SQL data classification - Add sensitivity classification in SQL Server 2019

SQL Server 2019 offers powerful new features to help in safeguarding your data and complying with various privacy regulations, which we’ll be covering in this article

SQL Server Management Studio 17.5 introduced a new feature for data discovery and data classification into different categories. This helps to discover sensitive data such as SSN number, credit card number, bank account details, personal records etc. It is very critical for the data to be secure and compliant under SOX, PCI, and GDPR for each organization. The Classify data features adds extended properties to the columns to specify the label and the information type.

This option is available under (Right click on Database) Tasks->Data Discovery and Classification ->Classify Data in SSMS version 17.5 and above.

If we run the ‘Classify Data’ on WideWorldImporters database, we get the ‘Data Classification’ report.

We can see that we have the option to classify the information type.
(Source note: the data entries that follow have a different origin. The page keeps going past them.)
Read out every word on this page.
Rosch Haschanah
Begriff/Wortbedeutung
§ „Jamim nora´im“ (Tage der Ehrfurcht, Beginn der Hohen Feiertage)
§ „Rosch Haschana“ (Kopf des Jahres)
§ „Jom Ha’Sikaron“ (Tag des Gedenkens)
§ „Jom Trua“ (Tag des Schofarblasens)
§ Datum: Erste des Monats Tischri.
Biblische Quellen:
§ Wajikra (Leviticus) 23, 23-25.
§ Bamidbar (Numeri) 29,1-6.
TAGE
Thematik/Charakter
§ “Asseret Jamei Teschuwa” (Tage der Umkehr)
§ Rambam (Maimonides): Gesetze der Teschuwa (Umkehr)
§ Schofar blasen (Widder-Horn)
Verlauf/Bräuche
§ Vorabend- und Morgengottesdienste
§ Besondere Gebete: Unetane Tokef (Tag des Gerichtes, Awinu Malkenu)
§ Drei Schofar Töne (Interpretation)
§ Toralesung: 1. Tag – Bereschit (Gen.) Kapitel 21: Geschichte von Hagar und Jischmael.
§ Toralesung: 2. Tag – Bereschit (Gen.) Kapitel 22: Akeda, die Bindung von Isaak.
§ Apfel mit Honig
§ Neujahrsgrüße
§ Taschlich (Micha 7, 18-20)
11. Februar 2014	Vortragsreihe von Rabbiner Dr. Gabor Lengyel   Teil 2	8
We can decide whether this column contains contact info, banking, credit card, date of birth, financial, National ID etc.

Similarly, we can choose the sensitive level as shown below:

Therefore, we can choose the appropriate information type and sensitivity level and apply the recommendation accordingly. Once we apply and save the recommendation, we can view the SQL Data Classification Report that shows the information such as Classified columns, tables containing sensitive data.

Once we have defined the information type and sensitivity level, we can go to particular column properties and can see that this information is added as part of extended properties as shown below:

We can see all the columns in a database where we defined the data classification.

SELECT Schema_name(objects.schema_id) AS schema_name,

objects.NAME AS table_name,

columns.NAME AS column_name,

ISNULL(EP.information_type_name,'') AS information_type_name,

ISNULL(EP.sensitivity_label_name,'') AS sensitivity_label_name

FROM (SELECT ISNULL(EC1.major_id,EC2.major_id) AS major_id,

ISNULL(EC1.minor_id,EC2.minor_id) AS minor_id,

EC1.information_type_name,

EC2.sensitivity_label_name

FROM (SELECT major_id,

minor_id,

NULLIF(value,'') AS information_type_name

FROM sys.extended_properties

WHERE NAME = 'sys_information_type_name') EC1

FULL OUTER JOIN (SELECT major_id,

minor_id,

NULLIF(value,'') AS sensitivity_label_name

FROM sys.extended_properties

WHERE NAME = 'sys_sensitivity_label_name') EC2

ON ( EC2.major_id = EC1.major_id AND EC2.minor_id = EC1.minor_id )) EP

JOIN sys.objects objects

ON EP.major_id = objects.object_id

JOIN sys.columns columns

ON ( EP.major_id = columns.object_id AND EP.minor_id = columns.column_id )

So far, we have explored the way Classify Data in SQL Server Management Studio using the extended properties in the columns. Now let us view the enhancements in the SQL Server 2019.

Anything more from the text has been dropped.